Department of Biology
Metabolism and metabolic interactions in microbiology
The work in my research group is focused around understanding how bacteria interact with their environment, efficiently exploit the nutrients that are available, and impact on the overall function of the system they are part of. A major focus is metabolic and respiratory processes, how these are regulated, how they relate to the multi-species microbial community, and the mechanism of their action. The scope of our work covers projects in areas related to (a) medically important microorganisms, such as the bacterium Neisseria meningitidis which causes potentially fatal human diseases meningitis and septicaemia, and (b) environmental processes such as agricultural soils, where we are interested in how the microbial community functions in processes such as nitrogen transformations and pesticide degradation.
For bacteria, it is ultimately all about the food. Whether medical or environmental, bacteria eat to survive and grow, and success involves managing a habitat where they successfully gain the nutrients they require. In my group we try to break down false barriers between medical and environmental biology, and explore an intra-disciplinary approach of using biochemistry and ecology to understand interesting and important microbial systems.
The work we do aimed at understanding microbial function allows us to link up with a wide network of collaborators outside of academia in industry, agriculture, utilities provision and development in order to contribute to solving the major global challenges relevant to microbiology.

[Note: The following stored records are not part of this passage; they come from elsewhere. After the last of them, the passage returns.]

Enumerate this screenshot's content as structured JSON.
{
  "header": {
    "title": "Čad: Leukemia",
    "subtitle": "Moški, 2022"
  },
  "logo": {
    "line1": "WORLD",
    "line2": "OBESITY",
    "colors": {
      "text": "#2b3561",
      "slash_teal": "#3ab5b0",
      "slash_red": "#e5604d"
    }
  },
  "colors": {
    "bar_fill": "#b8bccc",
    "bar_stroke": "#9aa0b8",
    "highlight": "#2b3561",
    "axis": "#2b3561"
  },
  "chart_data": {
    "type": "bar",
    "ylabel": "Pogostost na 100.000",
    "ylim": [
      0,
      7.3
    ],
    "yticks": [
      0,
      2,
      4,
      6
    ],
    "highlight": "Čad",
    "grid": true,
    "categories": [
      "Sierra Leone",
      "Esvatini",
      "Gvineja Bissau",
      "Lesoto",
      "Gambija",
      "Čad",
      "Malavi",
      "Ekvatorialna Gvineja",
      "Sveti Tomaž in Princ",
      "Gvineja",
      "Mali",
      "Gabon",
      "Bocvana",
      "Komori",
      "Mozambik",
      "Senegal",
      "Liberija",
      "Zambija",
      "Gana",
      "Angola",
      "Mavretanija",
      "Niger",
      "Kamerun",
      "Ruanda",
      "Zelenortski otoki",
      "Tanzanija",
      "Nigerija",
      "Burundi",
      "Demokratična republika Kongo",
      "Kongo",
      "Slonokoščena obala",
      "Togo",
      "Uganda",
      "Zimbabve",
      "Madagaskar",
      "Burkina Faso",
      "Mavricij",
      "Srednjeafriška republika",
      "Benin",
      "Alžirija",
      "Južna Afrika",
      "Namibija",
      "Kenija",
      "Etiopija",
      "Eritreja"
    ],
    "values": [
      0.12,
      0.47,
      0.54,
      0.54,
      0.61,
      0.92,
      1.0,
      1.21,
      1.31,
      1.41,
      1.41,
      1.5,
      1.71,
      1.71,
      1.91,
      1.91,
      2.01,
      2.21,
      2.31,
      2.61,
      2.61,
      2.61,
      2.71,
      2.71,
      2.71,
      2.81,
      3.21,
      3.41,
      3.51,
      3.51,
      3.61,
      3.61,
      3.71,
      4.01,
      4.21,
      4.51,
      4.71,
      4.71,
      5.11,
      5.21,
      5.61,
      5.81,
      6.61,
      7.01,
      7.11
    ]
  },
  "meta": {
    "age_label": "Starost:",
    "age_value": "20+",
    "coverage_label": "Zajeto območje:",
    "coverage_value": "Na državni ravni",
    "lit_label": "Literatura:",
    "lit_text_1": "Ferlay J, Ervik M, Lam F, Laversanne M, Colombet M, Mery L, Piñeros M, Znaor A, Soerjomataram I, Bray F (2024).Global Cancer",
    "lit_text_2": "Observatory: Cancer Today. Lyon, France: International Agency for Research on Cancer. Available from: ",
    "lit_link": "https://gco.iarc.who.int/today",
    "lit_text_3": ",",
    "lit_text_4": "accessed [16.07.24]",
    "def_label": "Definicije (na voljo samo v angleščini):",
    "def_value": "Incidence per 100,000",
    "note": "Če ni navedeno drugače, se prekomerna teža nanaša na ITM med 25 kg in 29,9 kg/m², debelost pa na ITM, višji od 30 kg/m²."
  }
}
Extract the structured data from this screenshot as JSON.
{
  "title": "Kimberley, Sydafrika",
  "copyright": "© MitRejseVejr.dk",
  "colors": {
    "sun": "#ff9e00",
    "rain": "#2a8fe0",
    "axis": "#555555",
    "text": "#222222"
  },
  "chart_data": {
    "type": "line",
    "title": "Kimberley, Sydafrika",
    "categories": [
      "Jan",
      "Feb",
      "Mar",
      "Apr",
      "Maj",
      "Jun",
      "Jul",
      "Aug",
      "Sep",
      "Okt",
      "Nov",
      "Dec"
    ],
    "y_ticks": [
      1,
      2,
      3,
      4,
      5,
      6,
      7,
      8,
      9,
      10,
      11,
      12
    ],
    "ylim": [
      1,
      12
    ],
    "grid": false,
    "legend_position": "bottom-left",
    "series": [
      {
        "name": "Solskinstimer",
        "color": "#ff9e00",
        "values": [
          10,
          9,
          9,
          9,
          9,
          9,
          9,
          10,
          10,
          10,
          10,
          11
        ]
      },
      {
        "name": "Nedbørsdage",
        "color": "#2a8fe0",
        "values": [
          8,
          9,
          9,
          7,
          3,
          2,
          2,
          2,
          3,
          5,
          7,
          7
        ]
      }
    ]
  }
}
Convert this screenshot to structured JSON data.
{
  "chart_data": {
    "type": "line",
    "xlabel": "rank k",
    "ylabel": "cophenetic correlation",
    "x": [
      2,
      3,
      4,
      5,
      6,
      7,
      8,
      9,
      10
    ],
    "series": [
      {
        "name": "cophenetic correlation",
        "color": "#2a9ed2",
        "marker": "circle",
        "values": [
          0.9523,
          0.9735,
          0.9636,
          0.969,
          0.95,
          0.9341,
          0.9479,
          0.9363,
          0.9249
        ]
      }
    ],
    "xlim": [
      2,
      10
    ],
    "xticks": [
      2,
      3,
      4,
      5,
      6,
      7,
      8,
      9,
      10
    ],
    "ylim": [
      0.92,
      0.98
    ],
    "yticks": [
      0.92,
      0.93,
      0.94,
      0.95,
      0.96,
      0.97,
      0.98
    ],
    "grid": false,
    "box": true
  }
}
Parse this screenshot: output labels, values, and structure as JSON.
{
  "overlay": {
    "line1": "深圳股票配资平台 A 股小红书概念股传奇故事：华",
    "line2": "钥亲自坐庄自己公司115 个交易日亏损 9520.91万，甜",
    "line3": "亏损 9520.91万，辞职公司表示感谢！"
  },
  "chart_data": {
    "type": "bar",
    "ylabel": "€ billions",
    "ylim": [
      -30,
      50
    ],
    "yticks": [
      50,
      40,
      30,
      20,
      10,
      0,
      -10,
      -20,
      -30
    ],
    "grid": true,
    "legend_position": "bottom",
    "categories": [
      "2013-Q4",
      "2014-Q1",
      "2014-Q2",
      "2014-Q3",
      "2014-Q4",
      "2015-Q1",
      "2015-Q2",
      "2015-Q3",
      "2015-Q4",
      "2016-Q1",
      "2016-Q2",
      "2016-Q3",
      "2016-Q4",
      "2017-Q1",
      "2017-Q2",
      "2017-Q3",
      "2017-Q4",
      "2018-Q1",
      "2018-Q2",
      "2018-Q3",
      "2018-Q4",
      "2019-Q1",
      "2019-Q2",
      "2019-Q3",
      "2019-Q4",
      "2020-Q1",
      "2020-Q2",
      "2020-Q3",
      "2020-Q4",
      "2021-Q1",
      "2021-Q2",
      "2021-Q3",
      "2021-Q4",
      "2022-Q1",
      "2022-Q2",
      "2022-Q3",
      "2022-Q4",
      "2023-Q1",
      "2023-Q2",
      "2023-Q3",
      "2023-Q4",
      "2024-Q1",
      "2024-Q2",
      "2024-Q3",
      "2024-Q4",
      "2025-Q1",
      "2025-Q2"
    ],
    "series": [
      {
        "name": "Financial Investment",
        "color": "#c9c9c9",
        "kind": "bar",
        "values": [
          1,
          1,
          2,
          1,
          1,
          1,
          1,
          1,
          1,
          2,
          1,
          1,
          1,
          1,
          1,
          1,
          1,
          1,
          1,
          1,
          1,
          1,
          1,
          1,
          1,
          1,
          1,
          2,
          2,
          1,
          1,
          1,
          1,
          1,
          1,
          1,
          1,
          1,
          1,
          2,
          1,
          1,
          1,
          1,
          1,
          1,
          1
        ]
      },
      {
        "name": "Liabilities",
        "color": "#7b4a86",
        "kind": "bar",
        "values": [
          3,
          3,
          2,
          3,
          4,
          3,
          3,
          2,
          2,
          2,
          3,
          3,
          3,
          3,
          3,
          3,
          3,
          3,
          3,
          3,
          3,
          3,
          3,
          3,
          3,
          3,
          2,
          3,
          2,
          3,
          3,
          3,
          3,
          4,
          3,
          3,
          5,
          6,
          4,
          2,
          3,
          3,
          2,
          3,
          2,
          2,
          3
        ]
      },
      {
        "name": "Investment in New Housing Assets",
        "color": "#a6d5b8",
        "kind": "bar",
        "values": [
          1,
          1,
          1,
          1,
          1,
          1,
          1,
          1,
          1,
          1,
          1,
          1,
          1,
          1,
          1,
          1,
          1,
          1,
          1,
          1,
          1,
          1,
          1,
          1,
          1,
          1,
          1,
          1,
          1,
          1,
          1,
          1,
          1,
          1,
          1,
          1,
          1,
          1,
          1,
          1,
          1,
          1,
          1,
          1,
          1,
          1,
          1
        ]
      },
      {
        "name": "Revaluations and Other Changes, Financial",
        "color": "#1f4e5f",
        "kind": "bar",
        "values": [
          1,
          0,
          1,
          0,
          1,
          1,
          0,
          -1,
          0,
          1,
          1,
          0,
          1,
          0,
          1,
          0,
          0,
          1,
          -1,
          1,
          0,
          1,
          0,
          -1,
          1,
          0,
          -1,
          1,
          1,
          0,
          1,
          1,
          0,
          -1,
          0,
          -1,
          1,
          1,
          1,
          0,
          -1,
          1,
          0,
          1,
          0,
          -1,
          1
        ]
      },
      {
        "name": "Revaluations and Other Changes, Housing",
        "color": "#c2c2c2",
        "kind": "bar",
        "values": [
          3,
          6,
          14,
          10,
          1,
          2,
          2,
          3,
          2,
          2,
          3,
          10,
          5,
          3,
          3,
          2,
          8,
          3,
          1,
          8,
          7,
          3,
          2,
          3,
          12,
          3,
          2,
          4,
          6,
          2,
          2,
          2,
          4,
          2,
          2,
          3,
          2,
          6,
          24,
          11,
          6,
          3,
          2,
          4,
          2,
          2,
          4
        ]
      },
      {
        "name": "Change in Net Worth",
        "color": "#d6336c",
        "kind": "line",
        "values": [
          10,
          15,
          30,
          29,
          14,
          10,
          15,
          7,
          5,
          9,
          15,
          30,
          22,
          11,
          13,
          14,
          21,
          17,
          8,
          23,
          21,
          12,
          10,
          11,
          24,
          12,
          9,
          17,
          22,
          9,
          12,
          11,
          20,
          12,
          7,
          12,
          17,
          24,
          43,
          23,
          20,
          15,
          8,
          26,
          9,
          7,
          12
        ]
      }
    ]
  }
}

Science is a process rather than a set of facts, and getting this across is central to my teaching philosophy. I enjoy taking students on a learning journey through experimental practical work. From the outset, I see experimental work as being an iterative exercise of design, execution, and analysis. There need to be some protocols that are followed, but students should always be engaged in decision-making about how to apply the protocol.
When I lecture, I want to get across that the science being discussed is not written in stone, but has been found out through experimental work, and is facing up to constant challenge and consideration. I like to talk about the philosophy of science, and how we develop hypotheses, what theories are, and to develop a questioning attitude. Our current thinking on any given scientific system arises from work done in a variety of disciplines, that are often treated as separate silos.
My field of interest is microbiology, and understanding microbial systems involves having a sound appreciation of biochemistry, genetics, cell biology and ecology. Approaches from each of these disciplines provide evidence that buttresses our understanding. That is part of the reason why I like working in a broad spectrum biosciences department, with colleagues from global-scale ecology to single molecule biophysics, and all the way in between. Of course, using all these sub-disciplines is difficult, and relies on thinking critically, and working with expertise across Biology, and the other science disciplines.
University is about one thing –learning. It’s a wonderful thing to have a job where I can come and find out things that no-one else knows, through applying ideas and theories and methods. And then, even better, I get to meet students and help to guide them to become the next generation of scientists. I get a great deal of satisfaction out of this process, and in engaging with work that is relevant to global research challenges.